Слава, у тебя все будет хорошо. Покруче, чем у меня. Я тебе говорил.
Жираф большой, ему видней. С помощью взгляда я описываю Артема контуром и испаряюсь к чертовой матери, а не к своей этой невесте, которая еще хуже.
В слепящей разочарованные глаза атмосфере загса глубокую, черную, непросветную тьму, текущую из каждой части моего существа, становится так очевидно, что я поражаюсь, как регистрация брака не обратилась в похороны. Я плачу и, вероятно, люди интерпретировали мои слезы по-своему.

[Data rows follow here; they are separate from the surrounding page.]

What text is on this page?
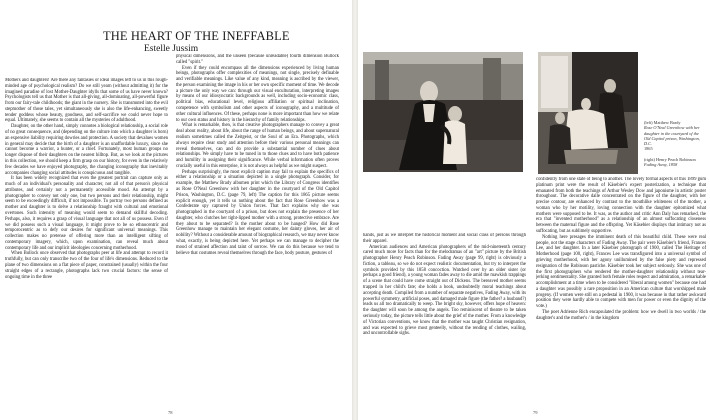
THE HEART OF THE INEFFABLE
Estelle Jussim

Mothers and daughters! Are there any fantasies or ideal images left to us in this rough-minded age of psychological realism? Do we still yearn (without admitting it) for the imagined paradise of lost Mother-Daughter idylls that some of us have never known? Psychologists tell us that Mother is that all-giving, all-dominating, all-powerful figure from our fairy-tale childhoods; the giant in the nursery. She is transmuted into the evil stepmother of those tales, yet simultaneously she is also the life-enhancing, sweetly tender goddess whose beauty, goodness, and self-sacrifice we could never hope to equal. Ultimately, she seems to contain all the mysteries of adulthood.

Daughter, on the other hand, simply connotes a biological relationship, a social role of no great consequence, and (depending on the culture into which a daughter is born) an expensive liability requiring dowries and protection. A society that devalues women in general may decide that the birth of a daughter is an unaffordable luxury, since she cannot become a warrior, a hunter, or a chief. Fortunately, most human groups no longer dispose of their daughters on the nearest hilltop. But, as we look at the pictures in this collection, we should keep a firm grasp on our history, for even in the relatively few decades we have enjoyed photography, the changing iconography that inevitably accompanies changing social attitudes is conspicuous and tangible.

It has been widely recognized that even the greatest portrait can capture only as much of an individual's personality and character, not all of that person's physical attributes, and certainly not a permanently accessible mood. An attempt by a photographer to convey not only one, but two persons and their relationship, might seem to be exceedingly difficult, if not impossible. To portray two persons defined as mother and daughter is to delve a relationship fraught with cultural and emotional overtones. Such intensity of meaning would seem to demand skillful decoding. Perhaps, also, it requires a grasp of visual language that not all of us possess. Even if we did possess such a visual language, it might prove to be so ethnocentric and temporocentric as to defy our desires for significant universal meanings. This collection makes no pretense of offering more than an intelligent sifting of contemporary imagery, which, upon examination, can reveal much about contemporary life and our implicit ideologies concerning motherhood.

When Bullock once observed that photographs peer at life and attempt to record it truthfully, but can only transcribe two of the four of life's dimensions. Reduced to the plane of two dimensions on a flat piece of paper, constrained (usually) within the four straight edges of a rectangle, photographs lack two crucial factors: the sense of ongoing time in the three

physical dimensions, and the unseen (because unreadable) fourth dimension Bullock called "spirit."

Even if they could encompass all the dimensions experienced by living human beings, photographs offer complexities of meanings, not single, precisely definable and verifiable meanings. Like value of any kind, meaning is ascribed by the viewer, the person examining the image in his or her own specific moment of time. We decode a picture the only way we can: through our visual enculturation, interpreting images by means of our idiosyncratic backgrounds as well, including socio-economic class, political bias, educational level, religious affiliation or spiritual inclination, competence with symbolism and other aspects of iconography, and a multitude of other cultural influences. Of these, perhaps none is more important than how we relate to our own status and history in the hierarchy of family relationships.

What is remarkable, then, is that creative photographers manage to convey a great deal about reality, about life, about the range of human beings, and about supernatural realism sometimes called the Zeitgeist, or the Soul of an Era. Photographs, which always require clear study and attention before their various personal meanings can reveal themselves, can and do provide a substantial number of clues about relationships. We simply have to be tuned in to those clues and to have both patience and humility in assigning their significance. While verbal information often proves crucially useful in this enterprise, it is not always as helpful as we might suspect.

Perhaps surprisingly, the most explicit caption may fail to explain the specifics of either a relationship or a situation depicted in a single photograph. Consider, for example, the Matthew Brady albumen print which the Library of Congress identifies as Rose O'Neal Greenhow with her daughter in the courtyard of the Old Capitol Prison, Washington, D.C. (page 79, left) The caption for this 1865 picture seems explicit enough, yet it tells us nothing about the fact that Rose Greenhow was a Confederate spy captured by Union forces. That fact explains why she was photographed in the courtyard of a prison, but does not explain the presence of her daughter, who clutches her tight-lipped mother with a strong, protective embrace. Are they about to be separated? Is the mother about to be hanged? How did Rose Greenhow manage to maintain her elegant costume, her dainty gloves, her air of nobility? Without a considerable amount of biographical research, we may never know what, exactly, is being depicted here. Yet perhaps we can manage to decipher the mood of strained affection and taint of sorrow. We can do this because we tend to believe that costumes reveal themselves through the face, body posture, gestures of

78
(left) Matthew Brady
Rose O'Neal Greenhow with her daughter in the courtyard of the Old Capitol prison, Washington, D.C.
1865
(right) Henry Peach Robinson
Fading Away, 1858

hands, just as we interpret the historical moment and social class of persons through their apparel.

American audiences and American photographers of the mid-nineteenth century cared much more for facts than for the melodramas of an "art" picture by the British photographer Henry Peach Robinson. Fading Away (page 99, right) is obviously a fiction, a tableau, so we do not expect realistic documentation, but try to interpret the symbols provided by this 1858 concoction. Watched over by an older sister (or perhaps a good friend), a young woman fades away to die amid the mawkish trappings of a scene that could have come straight out of Dickens. The bereaved mother seems trapped in her child's fate; she holds a book, undoubtedly moral teachings about accepting death. Compiled from a number of separate negatives, Fading Away, with its powerful symmetry, artificial poses, and damaged male figure (the father? a husband?) leads us all too dramatically to weep. The bright sky, however, offers hope of heaven: the daughter will soon be among the angels. Too reminiscent of theatre to be taken seriously today, the picture tells little about the grief of the mother. From a knowledge of Victorian conventions, we know that the mother was taught Christian resignation, and was expected to grieve most genteelly, without the rending of clothes, wailing, and uncontrollable sighs.

confidently from one state of being to another. The lovely formal aspects of this 1899 gum platinum print were the result of Käsebier's expert posterization, a technique that emanated from both the teachings of Arthur Wesley Dow and japonisme in artistic poster throughout. The decorative dalle concentrated on the figure of the daughter, with her precise contour, are enhanced by contrast to the mouthlike whiteness of the mother, a woman who by her motility, loving connection with the daughter epitomized what mothers were supposed to be. It was, as the author and critic Ann Daly has remarked, the era that "invented motherhood" as a relationship of an almost suffocating closeness between the maternal figure and the offspring. Yet Käsebier displays that intimacy not as suffocating, but as sublimely supportive.

Nothing here presages the imminent death of this beautiful child. These were real people, not the stage characters of Fading Away. The pair were Käsebier's friend, Frances Lee, and her daughter. In a later Käsebier photograph of 1900, called The Heritage of Motherhood (page 100, right), Frances Lee was transfigured into a universal symbol of grieving motherhood, with her agony unillumined by the false piety and repressed resignation of the Robinson pastiche. Käsebier took her subject seriously. She was one of the first photographers who rendered the mother-daughter relationship without tear-jerking sentimentality. She granted both female roles respect and admiration, a remarkable accomplishment at a time when to be considered "liberal among women" because one had a daughter was possibly a rare proposition in an American culture that worshipped male progeny. (If women were still on a pedestal in 1900, it was because in that rather awkward position they were hardly able to compete with men for power or even the dignity of the vote.)

The poet Adrienne Rich encapsulated the problem: how we dwell in two worlds / the daughter's and the mother's / in the kingdom

79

Артема и мою маму объявили мужем и женой, со всех сторон защелкали все камеры, кроме моей, а целуются они, как в какой-нибудь порнографии.
Петр Доронин обнимает сына дольше всех и рассказывает, как гордится им. Он едва сдерживает слезы, я прежде его лицо таким счастливым никогда не видел. Пока маму с Артемом с каждой секундой становится все меньше видно за горами цветов, меня прокалывают факты, один за другим, все они разжижают душу, словно кислота: у меня нет отца. Лучший друг нынче мой сертифицированный отчим, осталось только еще чаще называть меня плохими словами, давать подзатыльники и бить по морде. Егор, первый отчим, так делал. И Артем так делал, но по-другому. Круглое лицо Егора было серьезным и суровым, словно его нещадно доканывает факт моей тихой натуры. Артем же скалил свои совершенные зубы и сотрясался, точно его что-то щекочет изнутри, и я видел, чем он занят получает удовольствие. В такие моменты мне еще больнее, и еще глубже становится трещина в сердце при мысли о Толе. Толя так не считал, как они. Не считал до тех пор, пока
Позже это обдумаешь, Логвин.
А пока до конца вечера мне придется выслушивать, как хорош Артем. Правда, когда мы приезжаем в ресторан, одна из маминых сокурсниц, крашенная худая стрекоза, подлетает ко мне, подготовив отманикюренные руки в отвратительном жесте, словно я младенец в люльке и, подцепив внимание всех, галдит на весь зал:
Какой хорошенький мальчик! Какой сладенький! Это, наверное, Танечкин сынок! Напомни, как тебя зовут?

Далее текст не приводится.